Very interesting. I will ask how it's supposed to use. I mean, do you use this hypothesis instead of parameterizing? Or, for example, you run it once. It files for you some good test cases. Do you just move it in your parameterized test, how you use it?
So, the idea behind hypothesis is not like long-time fuzzing. The idea is with those like 200 examples or 100 by default is that you still have a test that completes in under one second, or maybe two seconds, and it will complain to you if your test is too slow for that.
So, the idea is that it's a normal test and part of your CI pipeline, for example, and it has certain mechanisms to deal with the randomness behind it. So, it can, for example, give you a random seed, or it stores failures in a database locally, and then it makes sure that you can reproduce that failure again.
Things like that. But as part of your normal CI unit tests, normally. All right. Question on the left there. It's a related question, actually. So, I mean, in a code base, I mean, it's amazing, right?
So, you would put it everywhere, or but then that begs the question, is it in the unit test, or is it in the code base directly? No, in the tests. It's in the tests. And I could argue it would go into the code base, right? As you write the function, you would say this is the spec. It's just an open question.
But then how would you run it? You don't want the hypothesis to interfere. I don't know. It's a question. I mean, it's kind of test runner agnostic, so you can use it with unit test. It somewhat integrates with pytest by just providing like custom command line arguments to pytest and such.
But the normal usage is with pytest, I would say. Or with another test runner, but why would you? Right. There's a question there. And raise your hand. Thank you. I think it was already answered. So my question was basically that she asked,
are you using the constant seed for pseudo-random inputs, or you are generating a random? And you mentioned that you are basically, correct me if I'm wrong, saving each run the seed from the each run so you can reproduce it. Does that mean that you have some kind of like framework just built for this type of like testing
where these results are always stored? And well, how do you manage this type of like complexity? Is there anything more to it? I mean, that's all handled behind the scenes by hypothesis. They did a lot of work on this. I think it was originally even some scientific paper kind of thing. The last thing I did is I think they wrote a kind of core functionality conjecture.
They wrote that in Rust, I believe, or C, I think it was Rust, with the idea of also expanding this concept to other languages. I think there is a hypothesis for Java prototype and such.

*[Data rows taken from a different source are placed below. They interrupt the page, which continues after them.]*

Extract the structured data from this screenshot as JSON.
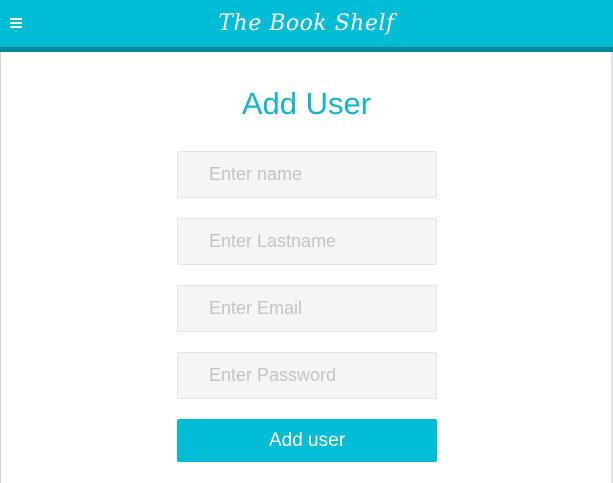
{
  "header": {
    "menu_icon": "hamburger-menu-icon",
    "brand_title": "The Book Shelf",
    "background_color": "#00bcd4",
    "border_color": "#00899c"
  },
  "form": {
    "title": "Add User",
    "title_color": "#12b5cb",
    "fields": {
      "name": {
        "placeholder": "Enter name",
        "value": ""
      },
      "lastname": {
        "placeholder": "Enter Lastname",
        "value": ""
      },
      "email": {
        "placeholder": "Enter Email",
        "value": ""
      },
      "password": {
        "placeholder": "Enter Password",
        "value": ""
      }
    },
    "submit_label": "Add user",
    "submit_color": "#00bcd4"
  }
}
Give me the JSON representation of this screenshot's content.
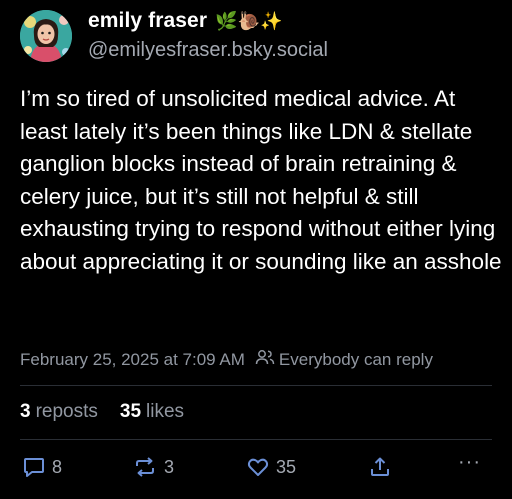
{
  "author": {
    "display_name": "emily fraser",
    "name_emojis": "🌿🐌✨",
    "handle": "@emilyesfraser.bsky.social"
  },
  "post": {
    "text": "I’m so tired of unsolicited medical advice. At least lately it’s been things like LDN & stellate ganglion blocks instead of brain retraining & celery juice, but it’s still not helpful & still exhausting trying to respond without either lying about appreciating it or sounding like an asshole",
    "timestamp": "February 25, 2025 at 7:09 AM",
    "reply_setting": "Everybody can reply"
  },
  "stats": {
    "reposts_count": "3",
    "reposts_label": "reposts",
    "likes_count": "35",
    "likes_label": "likes"
  },
  "actions": {
    "reply_count": "8",
    "repost_count": "3",
    "like_count": "35",
    "more_label": "···"
  },
  "colors": {
    "background": "#000000",
    "text": "#ffffff",
    "secondary_text": "#9197a1",
    "divider": "#2a2e35",
    "accent_icons": "#6b8fd6"
  },
  "icons": {
    "reply": "speech-bubble-icon",
    "repost": "repost-arrows-icon",
    "like": "heart-icon",
    "share": "share-up-arrow-icon",
    "more": "ellipsis-icon",
    "reply_setting": "people-icon"
  }
}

There is a lot going on there, but a lot of things behind the scenes is handled by hypothesis. It can even do things like ghost writing tests for you, where it looks like at functions named encode and decode, and it's like based on the names, this could be a nice pair to test and proposes a test with hypothesis.
So it does a lot of things. Time for one more question there in the back. Thank you for the presentation. I was just wondering if you do any kind of intelligent sampling or is it just a uniform sampling? So if you say you want to test for integers
or just randomly taking integers, or do you include edge cases like zero and very large and very small integers, or is there kind of intelligence in there? So what I know is that you can configure your strategies. You can say, for example, with floats, do you want those abnormal numbers or not?

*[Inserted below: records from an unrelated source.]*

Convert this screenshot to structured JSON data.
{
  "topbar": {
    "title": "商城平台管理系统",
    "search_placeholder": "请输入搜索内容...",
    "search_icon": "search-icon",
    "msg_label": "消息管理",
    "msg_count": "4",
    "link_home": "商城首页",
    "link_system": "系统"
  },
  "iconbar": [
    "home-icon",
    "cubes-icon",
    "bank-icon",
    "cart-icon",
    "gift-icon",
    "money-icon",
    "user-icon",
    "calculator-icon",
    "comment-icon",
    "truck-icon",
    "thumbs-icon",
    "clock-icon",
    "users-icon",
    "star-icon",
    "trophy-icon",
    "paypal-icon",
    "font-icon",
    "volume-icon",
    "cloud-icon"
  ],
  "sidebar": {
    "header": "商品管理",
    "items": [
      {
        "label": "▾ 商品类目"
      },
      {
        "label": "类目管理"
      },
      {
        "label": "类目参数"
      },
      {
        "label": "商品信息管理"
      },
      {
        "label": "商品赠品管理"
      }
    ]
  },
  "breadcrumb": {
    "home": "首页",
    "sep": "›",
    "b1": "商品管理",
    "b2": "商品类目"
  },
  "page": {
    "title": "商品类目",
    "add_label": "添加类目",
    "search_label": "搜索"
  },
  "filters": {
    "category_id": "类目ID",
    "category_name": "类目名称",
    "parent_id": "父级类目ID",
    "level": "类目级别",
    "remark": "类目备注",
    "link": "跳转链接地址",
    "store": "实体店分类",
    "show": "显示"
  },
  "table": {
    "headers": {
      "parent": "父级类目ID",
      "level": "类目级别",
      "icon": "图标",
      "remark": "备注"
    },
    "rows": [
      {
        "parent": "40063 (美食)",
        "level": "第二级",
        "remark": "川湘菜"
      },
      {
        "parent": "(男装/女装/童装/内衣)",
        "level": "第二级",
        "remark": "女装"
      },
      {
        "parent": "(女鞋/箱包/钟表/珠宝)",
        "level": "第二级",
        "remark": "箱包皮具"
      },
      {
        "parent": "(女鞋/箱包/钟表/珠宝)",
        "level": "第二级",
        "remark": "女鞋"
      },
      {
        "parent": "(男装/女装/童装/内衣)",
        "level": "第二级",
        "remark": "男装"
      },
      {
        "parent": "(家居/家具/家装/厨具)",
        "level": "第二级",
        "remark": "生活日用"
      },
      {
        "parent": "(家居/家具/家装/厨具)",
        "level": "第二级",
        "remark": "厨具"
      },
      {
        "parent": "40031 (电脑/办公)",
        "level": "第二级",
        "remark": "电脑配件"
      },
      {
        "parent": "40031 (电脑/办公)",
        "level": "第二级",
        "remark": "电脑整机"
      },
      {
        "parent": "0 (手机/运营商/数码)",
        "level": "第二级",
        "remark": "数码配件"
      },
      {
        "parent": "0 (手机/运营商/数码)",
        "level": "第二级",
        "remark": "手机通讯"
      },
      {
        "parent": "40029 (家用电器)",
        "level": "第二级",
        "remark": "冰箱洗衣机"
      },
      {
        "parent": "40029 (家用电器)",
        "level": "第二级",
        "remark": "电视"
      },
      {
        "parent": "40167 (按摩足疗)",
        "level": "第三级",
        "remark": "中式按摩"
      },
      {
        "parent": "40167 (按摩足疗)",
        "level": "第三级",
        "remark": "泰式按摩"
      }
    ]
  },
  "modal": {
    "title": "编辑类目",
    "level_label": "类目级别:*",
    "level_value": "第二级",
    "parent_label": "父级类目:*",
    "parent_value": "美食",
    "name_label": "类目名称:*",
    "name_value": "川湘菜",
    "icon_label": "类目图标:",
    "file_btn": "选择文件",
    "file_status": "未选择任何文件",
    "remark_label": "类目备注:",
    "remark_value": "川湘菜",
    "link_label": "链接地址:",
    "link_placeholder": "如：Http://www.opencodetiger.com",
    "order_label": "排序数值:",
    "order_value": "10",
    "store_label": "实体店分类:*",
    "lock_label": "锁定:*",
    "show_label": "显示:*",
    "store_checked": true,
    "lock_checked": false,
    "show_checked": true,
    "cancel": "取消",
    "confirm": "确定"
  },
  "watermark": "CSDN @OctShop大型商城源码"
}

I'm not sure. I know it does generate a random byte stream as in a binary, and the strategies then transform that byte stream to values. And that's also how the whole minimizing metric just works automatically even for custom strategies because it minimizes the byte stream input.
Based on that, I would say probably, sorry for that, probably it doesn't know how to then produce special values especially, but it could be that it takes care of that. As mentioned, someone was obsessed over this for years at this point, so it does a lot of things very nicely.
But I don't know, it's a short answer. All right, thanks a lot. So we'll have now another break. So we have time for questions. Go ahead directly. Thank you. Thanks.